He lifted his eyes to mine. “You cannot be her. She was to be pure of heart, the last of our bloodline.”
A chill swept through me. “I don’t know about pure of heart, but what do you mean the last of our bloodline? I am the last of the Blood of the Lost. Is that what you mean?”
His eyes widened and he slid back against the wall. “The Blood of the Lost. That is what we are known by now?”
Shit, he was like me, the ones who’d created the veil. “I guess so. But what did we start out as? And how can I be the last if you’re here?”
His smile was pained. “If you do not know, you do not need to know. The Blood of the Lost is a fitting title. And you are the last, if that is true, because I am not really alive. I have been dead for a thousand years.”
Frustration made me bold, and I stalked to him, holding my sword out. “What. Am. I?”
“You are a being that has the ability to create as well as destroy. Your power is miniscule next to those of us who are of pureblood.” He shook his head from his position on the floor. “If your blood hadn’t been so diluted, I would have recognized you right away.”
“You’re not even going to try and be helpful, are you?”
A laugh trickled past the blood on his lips. “It isn’t a matter of being helpful. At some point you may discover the truth of your family history. But it doesn’t truly have any bearing on what you must do. You must stop the demons. So go and do what you were born to die for.”
I stepped back from him as my blood chilled for a second time. “I’m not going to die. Orion is.”
His smile slipped and I didn’t like what I saw on his face. “Yes, he will die. Of that you must be right, and I pray to the gods you are successful. Go. Before he knows you are here.”
A cry slid up the stairwell, one filled with pain. Milly. I didn’t look back at the man who may or may not have been my past, as I ran toward my friend. The doorway’s spell knocked me to my knees and I struggled to breathe as I hit the stone floor. Again, the snowflake burned, searing my chest. Milly had set it up so I would gain immunity from demons through the hoarfrost demon’s poison—though at the time I’d thought she’d just been trying to kill me. Apparently it was still working in my favor, helping my natural immunity keep me safe.

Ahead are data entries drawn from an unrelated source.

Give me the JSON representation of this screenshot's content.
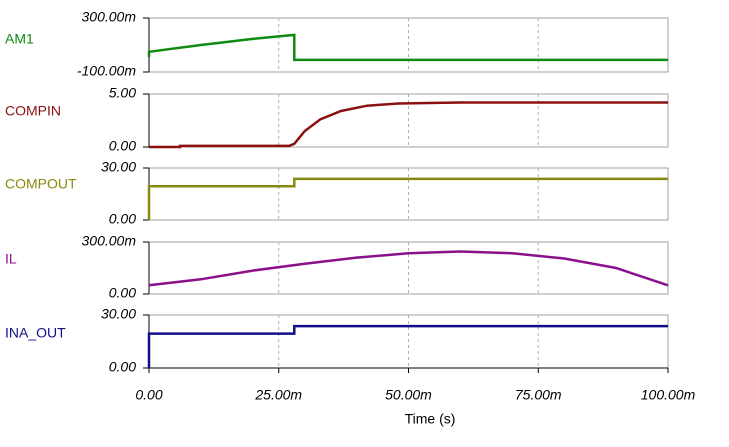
{
  "chart_data": [
    {
      "type": "line",
      "series": [
        {
          "name": "AM1",
          "color": "#118a11",
          "x": [
            0,
            0,
            0.01,
            0.02,
            0.028,
            0.028,
            0.1
          ],
          "values": [
            0.01,
            0.05,
            0.1,
            0.145,
            0.175,
            -0.01,
            -0.01
          ]
        }
      ],
      "xlim": [
        0,
        0.1
      ],
      "xticks": [
        0,
        0.025,
        0.05,
        0.075,
        0.1
      ],
      "ylim": [
        -0.1,
        0.3
      ],
      "yticks": [
        {
          "value": -0.1,
          "label": "-100.00m"
        },
        {
          "value": 0.3,
          "label": "300.00m"
        }
      ],
      "grid": true
    },
    {
      "type": "line",
      "series": [
        {
          "name": "COMPIN",
          "color": "#8b1010",
          "x": [
            0,
            0.006,
            0.006,
            0.027,
            0.028,
            0.03,
            0.033,
            0.037,
            0.042,
            0.048,
            0.06,
            0.1
          ],
          "values": [
            0,
            0,
            0.1,
            0.1,
            0.3,
            1.5,
            2.6,
            3.4,
            3.9,
            4.1,
            4.2,
            4.2
          ]
        }
      ],
      "xlim": [
        0,
        0.1
      ],
      "xticks": [
        0,
        0.025,
        0.05,
        0.075,
        0.1
      ],
      "ylim": [
        0,
        5
      ],
      "yticks": [
        {
          "value": 0,
          "label": "0.00"
        },
        {
          "value": 5,
          "label": "5.00"
        }
      ],
      "grid": true
    },
    {
      "type": "line",
      "series": [
        {
          "name": "COMPOUT",
          "color": "#8a8a10",
          "x": [
            0,
            0,
            0.028,
            0.028,
            0.1
          ],
          "values": [
            0,
            19.5,
            19.5,
            23.7,
            23.7
          ]
        }
      ],
      "xlim": [
        0,
        0.1
      ],
      "xticks": [
        0,
        0.025,
        0.05,
        0.075,
        0.1
      ],
      "ylim": [
        0,
        30
      ],
      "yticks": [
        {
          "value": 0,
          "label": "0.00"
        },
        {
          "value": 30,
          "label": "30.00"
        }
      ],
      "grid": true
    },
    {
      "type": "line",
      "series": [
        {
          "name": "IL",
          "color": "#8b108b",
          "x": [
            0,
            0.01,
            0.02,
            0.03,
            0.04,
            0.05,
            0.06,
            0.07,
            0.08,
            0.09,
            0.1
          ],
          "values": [
            0.05,
            0.085,
            0.135,
            0.175,
            0.21,
            0.235,
            0.245,
            0.235,
            0.205,
            0.15,
            0.05
          ]
        }
      ],
      "xlim": [
        0,
        0.1
      ],
      "xticks": [
        0,
        0.025,
        0.05,
        0.075,
        0.1
      ],
      "ylim": [
        0,
        0.3
      ],
      "yticks": [
        {
          "value": 0,
          "label": "0.00"
        },
        {
          "value": 0.3,
          "label": "300.00m"
        }
      ],
      "grid": true
    },
    {
      "type": "line",
      "series": [
        {
          "name": "INA_OUT",
          "color": "#10108b",
          "x": [
            0,
            0,
            0.028,
            0.028,
            0.1
          ],
          "values": [
            0,
            19.5,
            19.5,
            23.7,
            23.7
          ]
        }
      ],
      "xlim": [
        0,
        0.1
      ],
      "xticks": [
        {
          "value": 0,
          "label": "0.00"
        },
        {
          "value": 0.025,
          "label": "25.00m"
        },
        {
          "value": 0.05,
          "label": "50.00m"
        },
        {
          "value": 0.075,
          "label": "75.00m"
        },
        {
          "value": 0.1,
          "label": "100.00m"
        }
      ],
      "xlabel": "Time (s)",
      "ylim": [
        0,
        30
      ],
      "yticks": [
        {
          "value": 0,
          "label": "0.00"
        },
        {
          "value": 30,
          "label": "30.00"
        }
      ],
      "grid": true
    }
  ]
}
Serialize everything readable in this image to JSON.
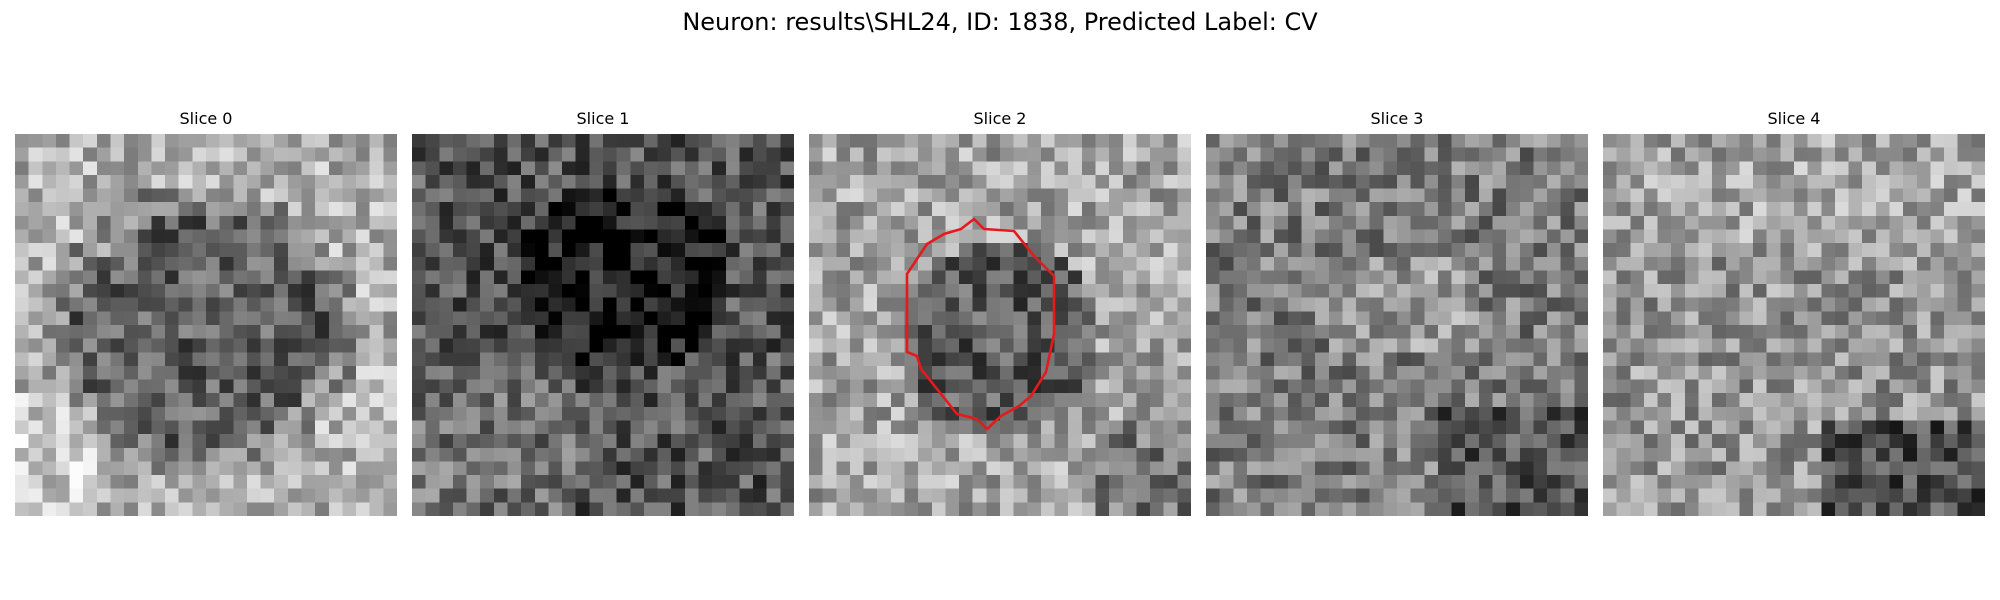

Book in my arms, sword in my hand, I ran down the stairwell to the level below and the small landing. Milly still leaned against the wall, but Talia was between her legs, hands on her knees.
The necromancer glanced up at me. “We only have minutes before he’s here.”
“Please tell me you mean the baby.”
Talia shook her head as Milly let out a cry and then bore down. Shit, this was not good timing.
I dropped to a crouch by Milly’s head, putting the book at her side. “Milly, you can do this. But you have to push the baby out now.”
Her green eyes were filled with tears as she blinked up at me. “You’ll take my baby with you. Protect him from Orion.”
I nodded, stroking her forehead. “I promised to, didn’t I?”
She bit her lower lip and a sob slipped out. No more words came from her, no more cries.
“I see the head,” Talia said, her voice soft.
Licking my lips, I did something I never wanted to do.
I Tracked Orion.
His threads blazed with darkness that circled around me and his voice whispered inside my head. You are here?
I didn’t answer him, just worked out how close he was. A hundred feet at best.
I shut down the threads to him with a deep shudder. “Hurry, Milly. You have to hurry.”
There was going to be no choice here. I stood and faced the stairs that curled up to us. Orion was coming and I was going to have to deal with him, at least long enough to get me and the kid out.
I pulled my whip loose, wishing I had my crossbow with me. A distance weapon would have been particularly nice. A cry shattered the air, the sound of a baby’s first bellow.
“Shit, your kid’s got lungs.” I made the mistake of looking over my shoulder, seeing the baby pressed against Milly’s chest, wrapped in a swath of her red dress. Something slammed into my upper body and drove me back. I tumbled ass over head until I was up against the stairs leading up to the top doorway.
Orion stood looking down on the three of us. He was as big as I remembered him, muscular, completely bald with red eyes that pierced me and made my blood chill. “Three little pigs, did you think you could escape the big bad wolf?”
From the corner of my eye, I saw Milly clutch the baby against her. “You can’t have him, he’s innocent.”
Orion threw back his head to laugh, a move I’d seen him do before. I took advantage of it. I snapped my whip out as I thought about Milly, about her love for her baby, about my desire to protect them. In that moment, I let the anger go, and embraced my heart and all it knew.